15.1. Simple Linear Model

Modeling starts with an outcome variable \( y \) and one or more predictor variables \( x \). When \( y \) is a numeric variable like height or income, we say that we’re doing regression. When \( y \) is a categorical variable like the presidential candidate on a ballet, we say that we’re doing classification. We assume that \( x \) is numeric 1.

When we use a simple linear model, we assume that the outcome \( y \) depends linearly on a given predictor \( x \) with some random measurement error \( \epsilon \):

\[ \begin{aligned} y = \theta_0 + \theta_1 x + \epsilon \end{aligned} \]

The simple linear model \( f_{\theta}(x) \) doesn’t try to model the measurement error. Instead, it predicts \( y \) for a single value of \( x \):

\[ \begin{aligned} f_{\theta}(x) = \theta_0 + \theta_1 x \end{aligned} \]

In the equations above, \( \theta_0 \) and \( \theta_1 \) are constants that we call the model parameters. It’s custom to say that the column vector \( \theta = [ \theta_0, \theta_1 ] \). So, \( \theta \) is a vector that contains all of the model parameters, and \( \theta_1 \) is a scalar that represents a single model parameter. The first steps in modeling are to pick \( x \) and \( y \), then figure out what \( \theta_0 \) and \( \theta_1 \) are.


We’ll work with \( \epsilon \) more rigorously in future chapters. For now, the important idea to remember is that the model depends on \( x \). For example, when \( \theta_1 \) is positive, bigger values of \( x \) make the prediction \( f_{\theta}(x) \) bigger.

The simple linear model is useful because \( x \) and \( y \) can be any two variables of interest. In this chapter, we’ll use linear models to understand what factors contribute to economic opportunity in the US.

15.1.1. Data: Where is the Land of Opportunity?

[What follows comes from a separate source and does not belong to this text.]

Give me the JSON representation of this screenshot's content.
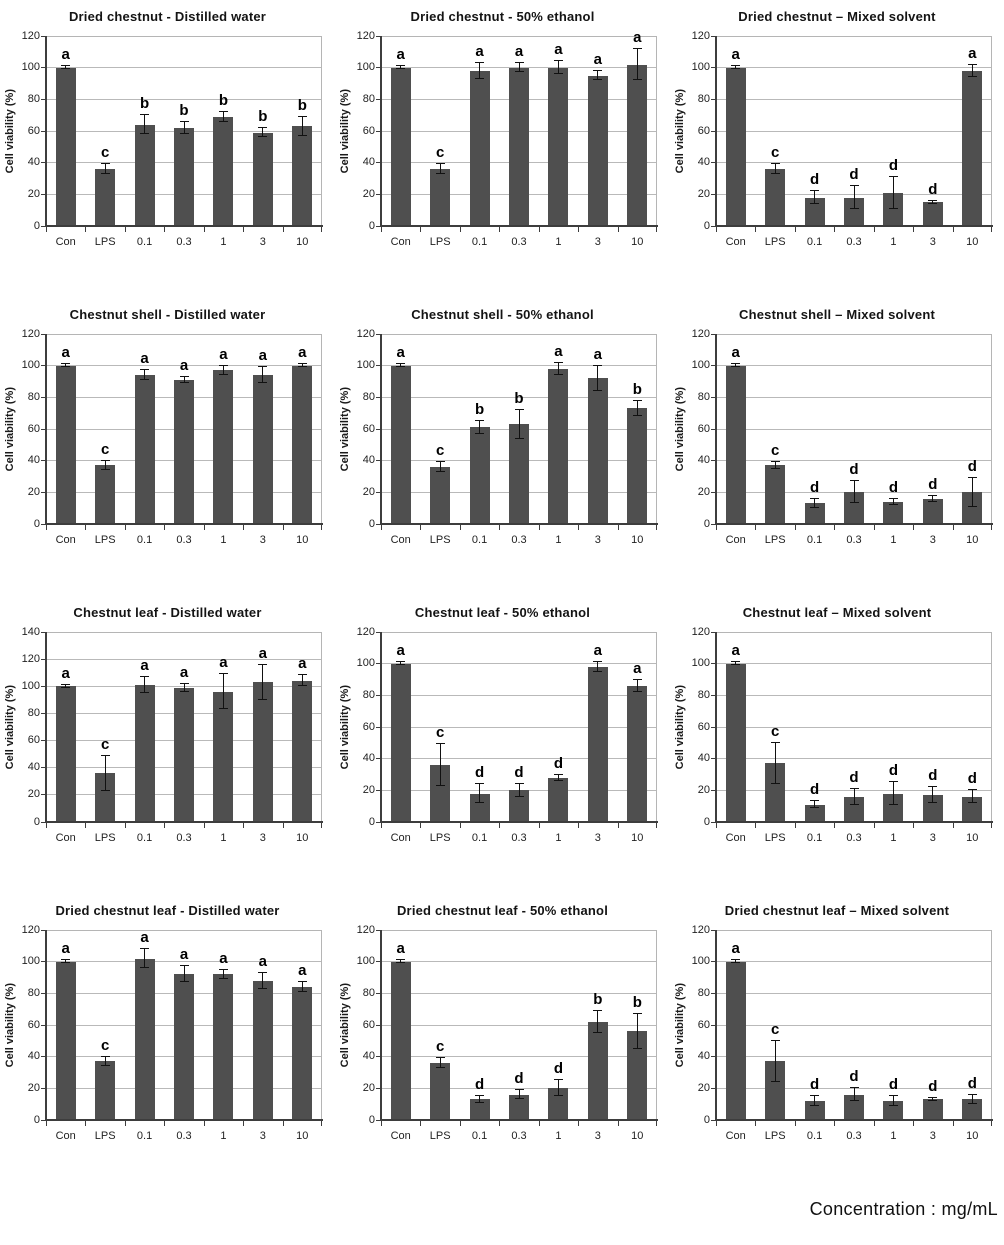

The US was nicknamed “the land of opportunity” because people believed that even poor people in the US could end up wealthy—economists call this economic mobility. In a famous study, the economist Raj Chetty and his colleagues did a large-scale data analysis on economic mobility in the US [Chetty et al., 2014]. But Chetty had a hunch that some places in the US have much higher economic mobility than others. His analysis found this to be true. Cities like San Jose, Washington DC, and Seattle have higher mobility than places like Charlotte, Milwaukee, and Atlanta. This means that overall, more people move from low income to high income in San Jose compared to Charlotte. Chetty also used linear models to find out that social and economic factors like segregation, income inequality, and local school systems are related to economic mobility. In this chapter, we’ll use linear models to replicate parts of his analysis.

To do his analysis, Chetty used government tax records to get the incomes of everyone born in the US between 1980-82. He looked at each person’s income in 2011-12 when they were about 30 years old, and compared it to their parents’ income when they were born. In total, his dataset had about 10 million people. To define economic mobility, Chetty took the people who were born into the 25th income percentile and found the income percentile they ended up with 30 years later. He called this statistic the absolute upward mobility (AUM). If a region’s average AUM is 25, then people in the 25th percentile generally stay in the 25th percentile—they stay where they are. High AUM values mean that the region has high mobility. People in these regions generally make more than their parents. For reference, the US average AUM is about 41 at the time of this writing. Chetty averaged together the AUMs for regions of the US called commuting zones (CZ). Commuting zones are defined by the economy of a region and are on the same scale as counties. While individual income records can’t be publicly available because of privacy, the AUMs for each commuting zone are publicly available. Since Chetty also used commuting zone AUMs, we can replicate his analysis using publicly available data.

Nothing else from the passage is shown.